In response to the use of 737s, Lindstrom called Carey’s claim about the 737 as “wildly incorrect and he is simply trying to create a fear-mongering situation.” He said there are “no concerns whatsoever with the aircraft we are temporarily using on these new U.S. routes as we have capped both seat and weight capacity. We expected the delayed Boeing 737 MAX aircraft to enter service this summer and we can fly at full capacity, just as this brand-new aircraft type was designed for.

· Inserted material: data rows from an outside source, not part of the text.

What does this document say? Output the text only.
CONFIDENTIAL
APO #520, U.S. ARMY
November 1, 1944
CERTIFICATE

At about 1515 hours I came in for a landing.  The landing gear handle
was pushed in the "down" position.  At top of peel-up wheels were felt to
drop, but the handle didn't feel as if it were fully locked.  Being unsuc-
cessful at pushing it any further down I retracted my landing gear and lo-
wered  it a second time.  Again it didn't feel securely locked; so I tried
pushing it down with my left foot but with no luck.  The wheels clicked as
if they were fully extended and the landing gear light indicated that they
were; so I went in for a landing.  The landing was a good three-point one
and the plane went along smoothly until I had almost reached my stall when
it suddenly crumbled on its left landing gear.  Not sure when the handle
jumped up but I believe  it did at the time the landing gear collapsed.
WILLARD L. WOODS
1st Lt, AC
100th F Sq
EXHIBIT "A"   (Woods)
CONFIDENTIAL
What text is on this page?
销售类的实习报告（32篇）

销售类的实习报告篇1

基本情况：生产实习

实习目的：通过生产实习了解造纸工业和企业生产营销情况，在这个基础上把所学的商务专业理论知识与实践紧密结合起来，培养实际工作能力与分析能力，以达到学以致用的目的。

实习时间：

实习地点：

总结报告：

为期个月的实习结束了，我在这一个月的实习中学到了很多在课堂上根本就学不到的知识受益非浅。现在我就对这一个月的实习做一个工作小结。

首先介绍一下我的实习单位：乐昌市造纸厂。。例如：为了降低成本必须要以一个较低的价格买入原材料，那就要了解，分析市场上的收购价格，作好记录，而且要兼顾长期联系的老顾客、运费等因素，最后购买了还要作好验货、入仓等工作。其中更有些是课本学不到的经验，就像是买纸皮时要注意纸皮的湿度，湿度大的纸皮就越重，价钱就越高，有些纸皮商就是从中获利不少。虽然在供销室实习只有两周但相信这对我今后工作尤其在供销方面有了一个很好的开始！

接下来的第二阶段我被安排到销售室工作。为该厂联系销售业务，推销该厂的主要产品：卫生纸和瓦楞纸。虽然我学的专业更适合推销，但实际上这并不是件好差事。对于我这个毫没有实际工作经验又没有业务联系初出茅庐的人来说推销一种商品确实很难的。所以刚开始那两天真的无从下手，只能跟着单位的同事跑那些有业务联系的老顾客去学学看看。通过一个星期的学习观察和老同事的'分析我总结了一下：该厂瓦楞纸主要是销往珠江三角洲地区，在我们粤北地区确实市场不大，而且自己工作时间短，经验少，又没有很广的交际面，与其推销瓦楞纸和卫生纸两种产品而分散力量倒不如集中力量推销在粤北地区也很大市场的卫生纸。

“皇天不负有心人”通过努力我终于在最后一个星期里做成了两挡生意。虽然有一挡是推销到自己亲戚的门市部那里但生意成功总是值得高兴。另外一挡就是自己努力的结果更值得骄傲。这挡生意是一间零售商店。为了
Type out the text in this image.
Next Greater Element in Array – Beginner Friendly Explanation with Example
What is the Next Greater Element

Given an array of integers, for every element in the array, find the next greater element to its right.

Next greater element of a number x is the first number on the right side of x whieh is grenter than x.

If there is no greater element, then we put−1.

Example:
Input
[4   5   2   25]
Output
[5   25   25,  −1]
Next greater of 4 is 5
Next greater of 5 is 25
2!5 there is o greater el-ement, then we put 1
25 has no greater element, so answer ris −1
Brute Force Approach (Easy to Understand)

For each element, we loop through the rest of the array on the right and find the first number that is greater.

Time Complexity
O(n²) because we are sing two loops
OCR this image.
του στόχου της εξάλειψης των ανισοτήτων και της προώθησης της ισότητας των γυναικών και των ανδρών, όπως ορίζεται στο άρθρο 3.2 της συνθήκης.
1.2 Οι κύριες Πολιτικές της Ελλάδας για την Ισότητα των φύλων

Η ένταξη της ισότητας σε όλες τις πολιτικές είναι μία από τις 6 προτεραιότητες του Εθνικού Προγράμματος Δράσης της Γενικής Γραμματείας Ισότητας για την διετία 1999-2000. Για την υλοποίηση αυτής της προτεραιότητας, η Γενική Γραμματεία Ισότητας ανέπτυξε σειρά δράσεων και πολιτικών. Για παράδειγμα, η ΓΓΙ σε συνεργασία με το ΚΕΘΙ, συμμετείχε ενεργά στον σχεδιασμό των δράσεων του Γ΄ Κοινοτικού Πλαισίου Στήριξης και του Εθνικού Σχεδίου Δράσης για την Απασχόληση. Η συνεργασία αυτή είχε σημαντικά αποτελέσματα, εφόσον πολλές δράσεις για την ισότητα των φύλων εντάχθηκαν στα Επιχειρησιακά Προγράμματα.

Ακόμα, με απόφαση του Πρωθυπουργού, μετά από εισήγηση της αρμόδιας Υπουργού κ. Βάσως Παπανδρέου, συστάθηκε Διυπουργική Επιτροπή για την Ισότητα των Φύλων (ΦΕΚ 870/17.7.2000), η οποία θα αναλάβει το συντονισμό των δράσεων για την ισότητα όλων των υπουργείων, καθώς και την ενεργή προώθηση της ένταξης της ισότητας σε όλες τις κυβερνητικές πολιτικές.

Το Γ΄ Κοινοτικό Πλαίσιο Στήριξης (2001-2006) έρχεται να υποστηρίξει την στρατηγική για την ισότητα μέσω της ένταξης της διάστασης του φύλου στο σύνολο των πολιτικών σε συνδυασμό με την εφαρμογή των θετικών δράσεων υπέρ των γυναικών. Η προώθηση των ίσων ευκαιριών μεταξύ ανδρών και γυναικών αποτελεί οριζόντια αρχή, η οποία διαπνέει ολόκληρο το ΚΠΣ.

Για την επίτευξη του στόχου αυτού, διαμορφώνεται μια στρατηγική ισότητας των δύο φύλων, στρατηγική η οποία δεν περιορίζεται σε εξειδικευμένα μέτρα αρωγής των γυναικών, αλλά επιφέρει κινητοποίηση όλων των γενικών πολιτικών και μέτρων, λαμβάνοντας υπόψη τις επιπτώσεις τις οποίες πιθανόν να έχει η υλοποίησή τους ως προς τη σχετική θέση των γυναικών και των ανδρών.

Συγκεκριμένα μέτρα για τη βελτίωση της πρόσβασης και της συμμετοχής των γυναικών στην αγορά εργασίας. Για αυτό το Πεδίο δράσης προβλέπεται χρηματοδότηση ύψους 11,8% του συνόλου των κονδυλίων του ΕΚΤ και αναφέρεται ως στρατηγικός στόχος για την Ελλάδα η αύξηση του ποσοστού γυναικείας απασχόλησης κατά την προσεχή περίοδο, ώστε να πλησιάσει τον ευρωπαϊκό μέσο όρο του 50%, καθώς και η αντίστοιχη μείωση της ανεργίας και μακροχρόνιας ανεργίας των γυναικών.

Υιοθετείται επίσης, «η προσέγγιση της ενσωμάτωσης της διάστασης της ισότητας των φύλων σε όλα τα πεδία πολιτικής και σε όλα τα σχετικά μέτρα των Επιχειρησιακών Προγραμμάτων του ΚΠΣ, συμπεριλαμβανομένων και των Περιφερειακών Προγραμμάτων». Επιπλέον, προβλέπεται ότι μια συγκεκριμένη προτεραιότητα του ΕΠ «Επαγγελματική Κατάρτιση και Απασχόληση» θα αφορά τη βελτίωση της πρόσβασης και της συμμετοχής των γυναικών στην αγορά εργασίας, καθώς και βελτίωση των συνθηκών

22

No matter what these opponents claim, safety is always our number one priority!”
Carey and Tajer said that gaining approval to picket at Green required individual passes, although as pilots all of the picketers have federal security clearance.
“It’s clearly an obstructive process,” said Tajer. “We have more rights at Heathrow than at T.F. Green.”
In an email, Patti Goldstein, spokeswoman for the Rhode Island Airport Corporation, said the Allied Pilots Association had been treated no differently than other groups.
“If future air carriers are allowed to continue this trend, we risk kicking off a global race to the bottom for the airline industry, and hundreds of thousands of hard-working men and women who keep our nation’s airlines flying will pay the steepest price,” read a release from the association.
“We view ALPA’s petition as nothing more than a last-ditch effort to stop competition and new service. Norwegian simply underlines exactly what the EU-US Open Skies agreement was designed for – to foster competition among airlines, leading to greater choice and more affordable fares for passengers,” said Lindstrom.
H.R. 2150 would prohibit the Department of Transportation from issuing a permit to a foreign airline unless DOT determines that it is not establishing itself in a particular country just to avoid regulations — a so-called “flag of convenience” scheme that allows companies to skirt international labor standards, outsource the hiring of pilots and maintenance crews to distant countries, and take advantage of weak safety and security oversight. The bill would also require DOT to ensure that any new foreign air carrier permits issued to European airlines are consistent with the fair labor standards and fair competition requirements of the U.S.-EU-Norway-Iceland Air Transport Agreement.